After an Inter Partes Review (IPR) at the United Stated Patent and Trademark Office (USPTO) is completed, validity and/or infringement of the patent may subsequently be determined by a U.S. district court. This situation raises the significant issue of what prior art may be asserted in the district court suit. A district court in Illinois recently determined the mere fact that prior art is cumulative of IPR cited prior art does not foreclose the cumulative art from being used in a district court suit.

Clearlamp, LLC (Clearlamp) sued LKQ Corp. (LKQ) in the U.S. District court for the Northern District of Illinois alleging patent infringement of U.S. Patent No. 7,297,364 (the ‘364 Patent), titled “Method for Refurbishing Lamp Surfaces.” Clearlamp, LLC v. LKQ Corp., No. 12-C-2533, at *1-2 (N.D. Ill. March, 18, 2016). After filing of the suit, Clearlamp and LKQ participated in an IPR, where some of the ‘364 Patent’s claims were adjudicated valid over prior art references “Kuta,” “Butt,” and “Eastwood.” Id. at *1, *3.

Once the IPR was concluded, Clearlamp and LKQ re-commenced litigation of the ‘364 Patent at the district court. LKQ argued some of the claims of the ‘364 Patent are invalid based on “UVHC3000” as applied in further combination (i.e., cumulatively) with the prior art cited in the IPR (i.e., Kuta, Butt, and Eastwood). Id. at *6.

The issue decided by the court revolved around whether the estoppel provision of 35 U.S.C. § 315(e)(2) allows additional prior art to be combined with prior art cited in a previous IPR to invalidate claims in a district court litigation. Clearlamp argued LKQ was estopped from raising UVHC3000 as prior art in the civil action based on 35 U.S.C. § 315(e)(2), which provides the “petitioner in a post-grant review of a claim in a patent . . . may not assert . . . in a civil action . . . that the claim is invalid on any ground that the petitioner raised or reasonably could have raised during that post-grant review.” Specifically, Clearlamp argued “unavailable prior art that is cumulative of available prior art is estopped by § 315(e)(2) from being used during subsequent district court proceedings.” Id. at *15. LKQ responded, stating Clearlamp’s position unlawfully extends the provisions of § 315(e)(2) beyond any ground a petitioner reasonably could have raised (which is explicitly provided in the statute), to include “any ground based on the same underlying theory as grounds the petitioner reasonably could have  raised.” Id. at *15-16 (internal quotation marks omitted).

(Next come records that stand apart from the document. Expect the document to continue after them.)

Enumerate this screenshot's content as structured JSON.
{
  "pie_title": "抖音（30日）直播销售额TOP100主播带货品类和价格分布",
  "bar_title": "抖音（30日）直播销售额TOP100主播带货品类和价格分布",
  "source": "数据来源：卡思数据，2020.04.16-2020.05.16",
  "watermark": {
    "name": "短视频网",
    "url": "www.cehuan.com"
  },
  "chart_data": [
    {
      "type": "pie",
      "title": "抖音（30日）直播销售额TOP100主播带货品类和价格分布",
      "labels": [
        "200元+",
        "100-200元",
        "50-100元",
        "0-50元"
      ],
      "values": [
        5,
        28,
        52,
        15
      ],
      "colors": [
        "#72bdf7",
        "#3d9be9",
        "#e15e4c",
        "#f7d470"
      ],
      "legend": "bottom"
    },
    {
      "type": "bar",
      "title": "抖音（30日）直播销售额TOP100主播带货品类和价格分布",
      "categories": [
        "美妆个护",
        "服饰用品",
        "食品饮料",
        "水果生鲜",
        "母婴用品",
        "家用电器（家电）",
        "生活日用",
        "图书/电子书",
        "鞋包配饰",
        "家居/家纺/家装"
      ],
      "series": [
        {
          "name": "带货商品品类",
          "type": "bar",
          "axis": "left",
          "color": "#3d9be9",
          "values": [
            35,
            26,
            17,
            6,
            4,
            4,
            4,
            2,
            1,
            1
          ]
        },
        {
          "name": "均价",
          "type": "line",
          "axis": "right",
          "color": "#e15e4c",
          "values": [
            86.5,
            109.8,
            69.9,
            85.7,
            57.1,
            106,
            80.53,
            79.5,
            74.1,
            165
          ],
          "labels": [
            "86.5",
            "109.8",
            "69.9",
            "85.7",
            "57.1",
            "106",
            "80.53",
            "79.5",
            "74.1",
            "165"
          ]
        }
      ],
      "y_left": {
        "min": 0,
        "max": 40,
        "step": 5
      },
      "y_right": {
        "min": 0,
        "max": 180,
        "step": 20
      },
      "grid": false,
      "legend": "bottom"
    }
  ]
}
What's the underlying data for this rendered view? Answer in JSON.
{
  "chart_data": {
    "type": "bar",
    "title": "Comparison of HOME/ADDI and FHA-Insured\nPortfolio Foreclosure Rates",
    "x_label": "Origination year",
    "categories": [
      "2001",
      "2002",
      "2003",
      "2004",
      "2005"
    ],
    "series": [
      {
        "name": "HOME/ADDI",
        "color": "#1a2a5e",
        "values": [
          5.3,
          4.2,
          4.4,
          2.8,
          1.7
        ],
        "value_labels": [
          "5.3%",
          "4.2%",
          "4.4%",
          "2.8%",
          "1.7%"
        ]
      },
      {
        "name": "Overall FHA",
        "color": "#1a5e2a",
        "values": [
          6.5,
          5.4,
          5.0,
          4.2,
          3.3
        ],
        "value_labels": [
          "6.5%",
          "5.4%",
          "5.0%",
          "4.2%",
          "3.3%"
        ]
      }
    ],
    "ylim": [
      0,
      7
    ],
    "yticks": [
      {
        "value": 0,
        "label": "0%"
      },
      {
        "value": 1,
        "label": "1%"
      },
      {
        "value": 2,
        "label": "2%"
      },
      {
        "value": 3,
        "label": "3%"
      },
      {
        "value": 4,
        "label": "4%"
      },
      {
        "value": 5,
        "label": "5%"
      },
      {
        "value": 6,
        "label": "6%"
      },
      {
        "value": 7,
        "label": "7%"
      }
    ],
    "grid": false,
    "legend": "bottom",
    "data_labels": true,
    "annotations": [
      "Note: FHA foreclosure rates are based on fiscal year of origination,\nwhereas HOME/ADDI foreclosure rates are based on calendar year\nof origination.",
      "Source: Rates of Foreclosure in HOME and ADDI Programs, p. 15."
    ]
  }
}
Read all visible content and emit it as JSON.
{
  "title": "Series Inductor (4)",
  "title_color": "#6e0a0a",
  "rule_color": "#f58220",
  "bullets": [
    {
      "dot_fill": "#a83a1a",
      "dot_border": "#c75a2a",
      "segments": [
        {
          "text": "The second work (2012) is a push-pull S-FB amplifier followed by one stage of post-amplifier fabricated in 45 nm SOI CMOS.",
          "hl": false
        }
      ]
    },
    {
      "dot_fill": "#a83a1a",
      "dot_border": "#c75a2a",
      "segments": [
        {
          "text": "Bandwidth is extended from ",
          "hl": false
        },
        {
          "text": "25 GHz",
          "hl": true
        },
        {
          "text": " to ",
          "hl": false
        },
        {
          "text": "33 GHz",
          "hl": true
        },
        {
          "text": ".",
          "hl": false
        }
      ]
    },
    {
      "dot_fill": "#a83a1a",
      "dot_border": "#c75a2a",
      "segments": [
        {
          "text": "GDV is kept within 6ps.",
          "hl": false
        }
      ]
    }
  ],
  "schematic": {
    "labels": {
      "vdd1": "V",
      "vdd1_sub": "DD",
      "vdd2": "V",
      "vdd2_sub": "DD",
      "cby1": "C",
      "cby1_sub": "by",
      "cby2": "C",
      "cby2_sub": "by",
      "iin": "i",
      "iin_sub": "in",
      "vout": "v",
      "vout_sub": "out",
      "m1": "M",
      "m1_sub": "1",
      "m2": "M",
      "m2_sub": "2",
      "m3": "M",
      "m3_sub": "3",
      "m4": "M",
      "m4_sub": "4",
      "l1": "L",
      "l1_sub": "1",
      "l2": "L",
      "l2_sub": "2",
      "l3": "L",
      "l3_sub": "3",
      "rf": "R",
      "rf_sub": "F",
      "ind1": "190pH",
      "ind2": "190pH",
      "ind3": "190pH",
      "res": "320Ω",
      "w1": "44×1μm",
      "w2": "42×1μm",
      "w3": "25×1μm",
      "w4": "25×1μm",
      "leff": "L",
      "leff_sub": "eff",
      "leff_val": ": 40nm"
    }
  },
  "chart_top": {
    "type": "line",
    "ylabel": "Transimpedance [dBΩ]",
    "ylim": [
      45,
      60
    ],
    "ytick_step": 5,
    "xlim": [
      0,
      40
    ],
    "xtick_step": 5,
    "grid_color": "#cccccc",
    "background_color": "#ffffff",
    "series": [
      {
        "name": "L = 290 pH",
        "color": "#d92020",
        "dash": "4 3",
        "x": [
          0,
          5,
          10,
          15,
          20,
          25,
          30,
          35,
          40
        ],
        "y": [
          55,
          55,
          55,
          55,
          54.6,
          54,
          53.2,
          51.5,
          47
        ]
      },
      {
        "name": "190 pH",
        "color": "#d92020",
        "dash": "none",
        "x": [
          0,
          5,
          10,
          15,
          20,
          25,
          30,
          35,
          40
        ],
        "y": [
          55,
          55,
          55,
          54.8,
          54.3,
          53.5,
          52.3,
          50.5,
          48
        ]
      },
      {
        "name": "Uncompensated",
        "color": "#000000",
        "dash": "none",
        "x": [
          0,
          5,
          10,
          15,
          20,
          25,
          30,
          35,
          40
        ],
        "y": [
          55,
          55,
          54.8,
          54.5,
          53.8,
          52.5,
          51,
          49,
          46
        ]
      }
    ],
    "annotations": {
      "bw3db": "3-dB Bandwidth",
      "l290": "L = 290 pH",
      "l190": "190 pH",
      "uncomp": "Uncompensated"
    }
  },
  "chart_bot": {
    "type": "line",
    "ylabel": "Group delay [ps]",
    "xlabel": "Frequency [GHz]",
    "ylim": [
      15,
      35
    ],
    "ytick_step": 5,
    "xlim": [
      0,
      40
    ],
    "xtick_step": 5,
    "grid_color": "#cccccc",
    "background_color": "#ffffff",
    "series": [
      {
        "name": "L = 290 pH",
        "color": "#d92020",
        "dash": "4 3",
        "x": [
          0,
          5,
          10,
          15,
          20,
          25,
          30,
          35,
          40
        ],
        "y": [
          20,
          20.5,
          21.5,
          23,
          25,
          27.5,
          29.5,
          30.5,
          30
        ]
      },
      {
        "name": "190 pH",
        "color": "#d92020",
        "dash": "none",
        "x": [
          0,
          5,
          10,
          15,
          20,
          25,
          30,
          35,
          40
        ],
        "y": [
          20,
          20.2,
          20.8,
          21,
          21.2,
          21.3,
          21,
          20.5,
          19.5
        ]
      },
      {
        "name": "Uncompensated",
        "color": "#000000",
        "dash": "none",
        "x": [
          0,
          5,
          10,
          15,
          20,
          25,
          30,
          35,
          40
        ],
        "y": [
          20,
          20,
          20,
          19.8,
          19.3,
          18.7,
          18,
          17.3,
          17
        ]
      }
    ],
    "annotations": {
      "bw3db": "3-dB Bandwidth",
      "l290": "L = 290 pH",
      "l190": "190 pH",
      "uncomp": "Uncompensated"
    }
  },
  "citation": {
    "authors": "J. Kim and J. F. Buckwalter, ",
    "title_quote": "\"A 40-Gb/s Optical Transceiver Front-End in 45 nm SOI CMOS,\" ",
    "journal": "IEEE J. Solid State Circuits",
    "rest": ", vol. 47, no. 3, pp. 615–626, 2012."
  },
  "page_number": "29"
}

The district court stated the relevant inquiry “is not whether the ground is redundant [or cumulative] of a ground that was asserted but, rather, whether the ground reasonably could have been raised.” Id. at *16.

Since Clearlamp raised the issue of estoppel, Clearlamp had the burden of proof to establish that “a skilled searcher’s diligent search would have found the UVHC3000 [reference].” Id. at *18. To satisfy this burden, Clearlamp could have (1) identified a search string and source that identified UVHC3000 and (2) presented expert testimony that such a search string and source would be used by a skilled searcher performing a prior art search with respect to the ‘364 Patent. Id. The district court determined Clearlamp failed to satisfy its burden because Clearlamp did not identify a search string and source that identified UVHC3000, and also failed to present expert testimony. Id. Without such evidence, Clearlamp was “left arguing that a skilled searcher’s diligent search would have found cumulative pieces of prior art and, therefore, LKQ should be estopped from using” UVHC3000 in the district court litigation. Id. at *18-19. However, the court rebuffed this position, stating “merely being cumulative of other prior art does not invoke § 315(e)(2) estoppel.” Id. at *19.

Takeaways

If claims of a patent are adjudicated valid in an IPR proceeding, a party may subsequently attempt to invalidate the claims in a district court by cumulatively adding prior art to previously relied upon art. However, such a strategy should be pursued cautiously as cumulative prior art may only be relied upon if it could not have reasonably raised in the previous IPR proceeding. With estoppel being a malleable “reasonableness” standard, a party would be well-served to put forth its best arguments in the first instance, and only rely upon cumulative art if necessary.